That Bellaire husband and wife entered guilty pleas to 19 counts of animal cruelty, and all their animals were removed from the home.

But now, their two-year probation is over, and they are allowed to own animals again.

After much consideration, Belmont County Animal Shelter officials have allowed Lori Robson to adopt two cats.

They were actually two of her own cats that were seized from the hoarding situation.

And they were unsocialized, with no hope of adoption otherwise.

“They had been here for two years,” noted Angela Hatfield, shelter director. “They had been in with the other cats, but they weren’t loving, they weren’t the type of cat that a person comes in looking for.”

They were spayed and neutered, so they will never have kittens.

The shelter had Lori Robson sign a contract, saying she would own these two pets only–no others.

And they say they’ll make sure she sticks to it.

“The most important thing is that the Belmont County Animal Shelter can go in at any time for an inspection to ensure the safety of these cats,” said Mark Thomas, Belmont County commissioner.

“We had an agreement about impromptu home visits, home checks, and they were fine with that,” said Dog Warden Lisa Williams. “They say they have nothing to hide.
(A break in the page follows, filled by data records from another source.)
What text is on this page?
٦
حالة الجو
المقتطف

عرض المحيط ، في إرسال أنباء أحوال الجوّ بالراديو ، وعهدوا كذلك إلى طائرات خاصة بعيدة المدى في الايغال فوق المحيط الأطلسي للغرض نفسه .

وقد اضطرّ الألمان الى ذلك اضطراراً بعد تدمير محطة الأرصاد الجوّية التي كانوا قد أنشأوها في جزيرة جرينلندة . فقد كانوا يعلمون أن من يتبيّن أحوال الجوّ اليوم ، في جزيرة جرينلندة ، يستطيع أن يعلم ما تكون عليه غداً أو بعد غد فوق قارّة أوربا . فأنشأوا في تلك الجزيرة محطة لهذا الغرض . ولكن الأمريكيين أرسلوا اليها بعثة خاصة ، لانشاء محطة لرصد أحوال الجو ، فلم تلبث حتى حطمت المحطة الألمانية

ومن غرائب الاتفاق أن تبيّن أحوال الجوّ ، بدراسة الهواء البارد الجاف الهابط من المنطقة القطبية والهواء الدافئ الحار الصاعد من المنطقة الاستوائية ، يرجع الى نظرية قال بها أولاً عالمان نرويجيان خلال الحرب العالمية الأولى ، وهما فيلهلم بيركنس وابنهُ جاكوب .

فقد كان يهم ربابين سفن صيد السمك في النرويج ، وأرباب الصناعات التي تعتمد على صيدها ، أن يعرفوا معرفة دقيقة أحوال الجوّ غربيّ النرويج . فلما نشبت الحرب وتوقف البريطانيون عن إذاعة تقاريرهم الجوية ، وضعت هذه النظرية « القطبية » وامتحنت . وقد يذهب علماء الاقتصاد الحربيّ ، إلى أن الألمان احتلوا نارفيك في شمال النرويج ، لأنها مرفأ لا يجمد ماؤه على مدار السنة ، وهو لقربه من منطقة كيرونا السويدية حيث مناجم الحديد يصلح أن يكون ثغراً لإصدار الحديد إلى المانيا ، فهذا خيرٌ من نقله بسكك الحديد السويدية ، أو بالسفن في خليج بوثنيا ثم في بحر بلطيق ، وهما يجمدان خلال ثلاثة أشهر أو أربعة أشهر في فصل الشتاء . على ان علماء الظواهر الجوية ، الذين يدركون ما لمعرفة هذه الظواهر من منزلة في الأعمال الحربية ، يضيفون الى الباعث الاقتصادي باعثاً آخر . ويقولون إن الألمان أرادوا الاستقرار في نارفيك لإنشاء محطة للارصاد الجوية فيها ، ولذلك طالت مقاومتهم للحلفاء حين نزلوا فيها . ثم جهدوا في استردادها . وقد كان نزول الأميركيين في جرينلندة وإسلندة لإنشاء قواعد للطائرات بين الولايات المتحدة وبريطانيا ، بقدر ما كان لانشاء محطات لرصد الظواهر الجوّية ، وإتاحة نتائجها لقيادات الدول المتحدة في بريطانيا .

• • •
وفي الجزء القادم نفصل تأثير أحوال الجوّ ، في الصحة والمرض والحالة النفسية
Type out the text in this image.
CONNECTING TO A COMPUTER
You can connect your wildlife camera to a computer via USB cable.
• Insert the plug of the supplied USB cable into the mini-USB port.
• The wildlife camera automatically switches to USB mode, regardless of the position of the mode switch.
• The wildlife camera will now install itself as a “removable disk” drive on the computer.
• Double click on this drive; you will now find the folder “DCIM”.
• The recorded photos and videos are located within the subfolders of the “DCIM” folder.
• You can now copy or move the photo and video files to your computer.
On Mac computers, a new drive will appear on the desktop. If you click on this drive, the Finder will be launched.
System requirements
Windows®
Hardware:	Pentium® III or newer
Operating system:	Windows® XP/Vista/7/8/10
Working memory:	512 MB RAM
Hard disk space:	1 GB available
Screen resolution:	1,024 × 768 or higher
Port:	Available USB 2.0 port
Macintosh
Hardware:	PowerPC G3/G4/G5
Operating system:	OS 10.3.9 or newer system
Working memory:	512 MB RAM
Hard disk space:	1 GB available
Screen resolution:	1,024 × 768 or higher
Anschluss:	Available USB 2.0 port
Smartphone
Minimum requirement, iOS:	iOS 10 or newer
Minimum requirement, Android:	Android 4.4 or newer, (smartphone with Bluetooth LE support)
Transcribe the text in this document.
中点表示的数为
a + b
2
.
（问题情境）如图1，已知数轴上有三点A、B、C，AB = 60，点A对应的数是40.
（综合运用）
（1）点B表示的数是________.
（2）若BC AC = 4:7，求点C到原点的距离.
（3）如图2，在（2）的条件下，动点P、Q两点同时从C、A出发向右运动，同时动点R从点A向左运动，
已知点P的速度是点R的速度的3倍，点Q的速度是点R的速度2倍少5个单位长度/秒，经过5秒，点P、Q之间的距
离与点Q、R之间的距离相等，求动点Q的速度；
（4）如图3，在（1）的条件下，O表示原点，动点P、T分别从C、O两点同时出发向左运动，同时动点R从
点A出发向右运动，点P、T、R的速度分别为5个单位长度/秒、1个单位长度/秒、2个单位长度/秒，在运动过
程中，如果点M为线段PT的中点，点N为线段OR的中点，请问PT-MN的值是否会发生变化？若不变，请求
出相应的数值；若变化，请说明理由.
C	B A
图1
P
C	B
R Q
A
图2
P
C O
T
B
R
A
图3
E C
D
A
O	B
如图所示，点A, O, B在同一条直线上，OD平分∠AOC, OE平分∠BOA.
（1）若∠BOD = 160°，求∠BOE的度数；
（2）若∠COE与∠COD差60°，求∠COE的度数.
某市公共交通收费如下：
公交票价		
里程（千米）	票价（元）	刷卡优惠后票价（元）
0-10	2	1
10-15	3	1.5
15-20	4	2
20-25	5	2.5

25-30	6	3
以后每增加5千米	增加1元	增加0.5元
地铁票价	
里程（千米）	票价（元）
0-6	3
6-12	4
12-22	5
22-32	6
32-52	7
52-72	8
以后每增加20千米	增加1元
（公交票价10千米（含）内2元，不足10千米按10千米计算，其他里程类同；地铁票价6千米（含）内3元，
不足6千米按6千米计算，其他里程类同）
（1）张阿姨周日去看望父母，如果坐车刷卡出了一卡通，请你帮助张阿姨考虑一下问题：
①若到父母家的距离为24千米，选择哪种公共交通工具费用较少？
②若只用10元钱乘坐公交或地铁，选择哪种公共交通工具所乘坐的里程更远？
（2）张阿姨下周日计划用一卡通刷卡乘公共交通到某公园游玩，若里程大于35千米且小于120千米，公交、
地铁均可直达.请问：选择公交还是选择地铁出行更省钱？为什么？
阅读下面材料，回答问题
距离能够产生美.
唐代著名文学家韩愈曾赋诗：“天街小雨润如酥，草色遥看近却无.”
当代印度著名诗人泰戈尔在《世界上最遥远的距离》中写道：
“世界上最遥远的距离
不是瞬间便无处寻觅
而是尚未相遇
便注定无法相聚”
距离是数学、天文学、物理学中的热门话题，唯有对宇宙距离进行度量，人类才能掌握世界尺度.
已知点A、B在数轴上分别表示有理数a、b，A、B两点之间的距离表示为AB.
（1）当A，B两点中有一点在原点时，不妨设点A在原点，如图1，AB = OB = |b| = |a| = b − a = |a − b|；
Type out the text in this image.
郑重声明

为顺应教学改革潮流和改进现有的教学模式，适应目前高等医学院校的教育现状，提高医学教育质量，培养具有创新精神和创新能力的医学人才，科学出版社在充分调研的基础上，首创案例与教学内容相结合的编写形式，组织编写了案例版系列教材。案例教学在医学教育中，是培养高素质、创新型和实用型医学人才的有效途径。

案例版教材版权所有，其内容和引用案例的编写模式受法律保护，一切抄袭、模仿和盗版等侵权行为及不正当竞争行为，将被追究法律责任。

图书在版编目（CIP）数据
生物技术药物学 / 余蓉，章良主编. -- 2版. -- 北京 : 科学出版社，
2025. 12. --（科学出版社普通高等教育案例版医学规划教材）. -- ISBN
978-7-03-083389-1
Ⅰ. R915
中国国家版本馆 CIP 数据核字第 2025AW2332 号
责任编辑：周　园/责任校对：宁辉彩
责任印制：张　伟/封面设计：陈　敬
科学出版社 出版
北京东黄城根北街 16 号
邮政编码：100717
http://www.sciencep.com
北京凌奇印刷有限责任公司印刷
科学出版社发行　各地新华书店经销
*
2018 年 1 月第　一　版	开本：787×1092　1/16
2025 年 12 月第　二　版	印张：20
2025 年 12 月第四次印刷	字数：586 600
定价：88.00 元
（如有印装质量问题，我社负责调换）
They want to do the right thing. And so we thought this would be a great way to go about it.”

Because her two-year court-imposed ban on pet ownership has expired, she could conceivably have begun collecting animals again.

Shelter officials say this will be a controlled situation.

“We can assure ourselves and the community of that,” says Hatfield. “I know it’s a huge burden on a community when there’s an individual who lives in an area who has too many animals. So we want to protect the community as a whole.”

They say with guidelines, a contract and periodic impromptu visits, there is hope.

“Well I think this has the potential of going from a very bad news situation to a very good news situation,” says Commissioner Thomas.